- Born: 1915 Heywood, Lancashire, England
- Died: 1989 (aged 73–74)
- Education: Manchester University
- Occupation: Mechanical Engineer
- Scientific career
- Fields: Mechanical Engineering
- Workplaces: Institution of Mechanical Engineers

= Sir St. John de Holt Elstub =

British mechanical engineer

Sir St. John de Holt Elstub (1915 – 1989) was an English mechanical engineer and businessman.

== Life and education ==

He was born in 1915 in Heywood, Lancashire, England and attended Rugby School.

He obtained a BSc(Hons) in mechanical engineering from Manchester University in 1936.
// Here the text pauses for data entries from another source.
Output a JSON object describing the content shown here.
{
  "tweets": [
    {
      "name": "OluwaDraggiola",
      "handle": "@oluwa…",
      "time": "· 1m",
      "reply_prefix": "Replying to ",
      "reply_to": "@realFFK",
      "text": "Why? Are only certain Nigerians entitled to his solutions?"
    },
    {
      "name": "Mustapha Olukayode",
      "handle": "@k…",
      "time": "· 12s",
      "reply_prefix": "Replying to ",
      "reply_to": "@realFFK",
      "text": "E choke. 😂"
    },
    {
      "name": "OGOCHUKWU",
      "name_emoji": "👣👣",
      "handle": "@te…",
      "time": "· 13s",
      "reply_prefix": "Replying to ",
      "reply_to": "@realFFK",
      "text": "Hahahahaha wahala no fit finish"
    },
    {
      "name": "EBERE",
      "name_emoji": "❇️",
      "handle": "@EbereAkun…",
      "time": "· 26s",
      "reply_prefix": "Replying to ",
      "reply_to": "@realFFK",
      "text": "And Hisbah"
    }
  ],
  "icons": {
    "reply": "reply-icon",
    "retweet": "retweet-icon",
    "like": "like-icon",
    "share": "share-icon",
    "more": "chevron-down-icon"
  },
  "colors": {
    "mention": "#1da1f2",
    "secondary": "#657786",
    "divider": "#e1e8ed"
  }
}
He died in 1989. His obituary described him as an industrialist and an expert on aeroplanes.

== Career ==

After a brief internship with Vickers Armstrong, he secured a position with ICI working on design and maintenance.

From 1974 1o 1975, he served as the President of the Institution of Mechanical Engineers.
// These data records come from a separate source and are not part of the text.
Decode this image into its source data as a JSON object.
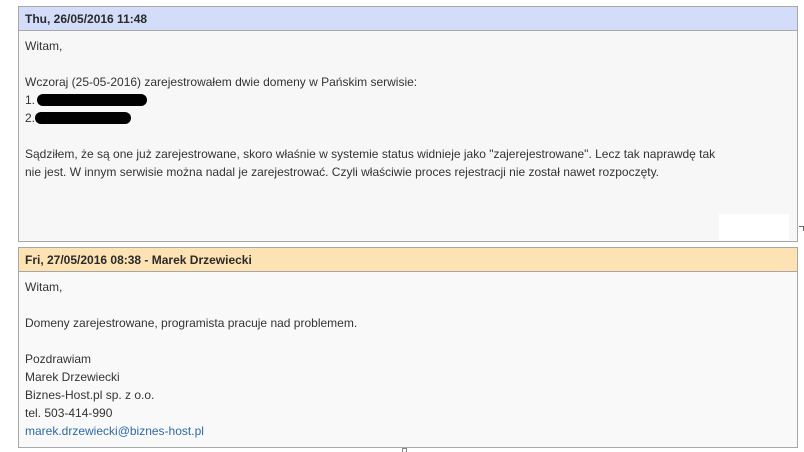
{
  "messages": [
    {
      "header": "Thu, 26/05/2016 11:48",
      "greeting": "Witam,",
      "intro": "Wczoraj (25-05-2016) zarejestrowałem dwie domeny w Pańskim serwisie:",
      "items": [
        "1.",
        "2."
      ],
      "paragraph_line1": "Sądziłem, że są one już zarejestrowane, skoro właśnie w systemie status widnieje jako \"zajerejestrowane\". Lecz tak naprawdę tak",
      "paragraph_line2": "nie jest. W innym serwisie można nadal je zarejestrować. Czyli właściwie proces rejestracji nie został nawet rozpoczęty."
    },
    {
      "header": "Fri, 27/05/2016 08:38 - Marek Drzewiecki",
      "greeting": "Witam,",
      "body": "Domeny zarejestrowane, programista pracuje nad problemem.",
      "signature": {
        "closing": "Pozdrawiam",
        "name": "Marek Drzewiecki",
        "company": "Biznes-Host.pl sp. z o.o.",
        "phone": "tel. 503-414-990",
        "email": "marek.drzewiecki@biznes-host.pl"
      }
    }
  ],
  "colors": {
    "header_blue": "#d3ddf9",
    "header_orange": "#fde3b3",
    "border": "#a8a8a8",
    "link": "#2d6aa3",
    "redaction": "#000000"
  }
}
On 31st March 1974, he retired as chairman and managing director of Imperial Metal Industries.

=== Academic Career ===

He also became a member of the Engineering Industry Training Board and received an honorary degree from Aston University.

=== Military Career ===

During the Second World War, he joined the Royal Air Force and served as an operational bomber pilot and flying instructor. In 1943, he worked on the development of rocket motors and was involved in intelligence work on the V2 rocket.

== Awards and Honours ==

He became a Knight Bachelor at the 1970 Birthday Honours.

He was also awarded at the 1954 New Year Honours by Queen Elizabeth II.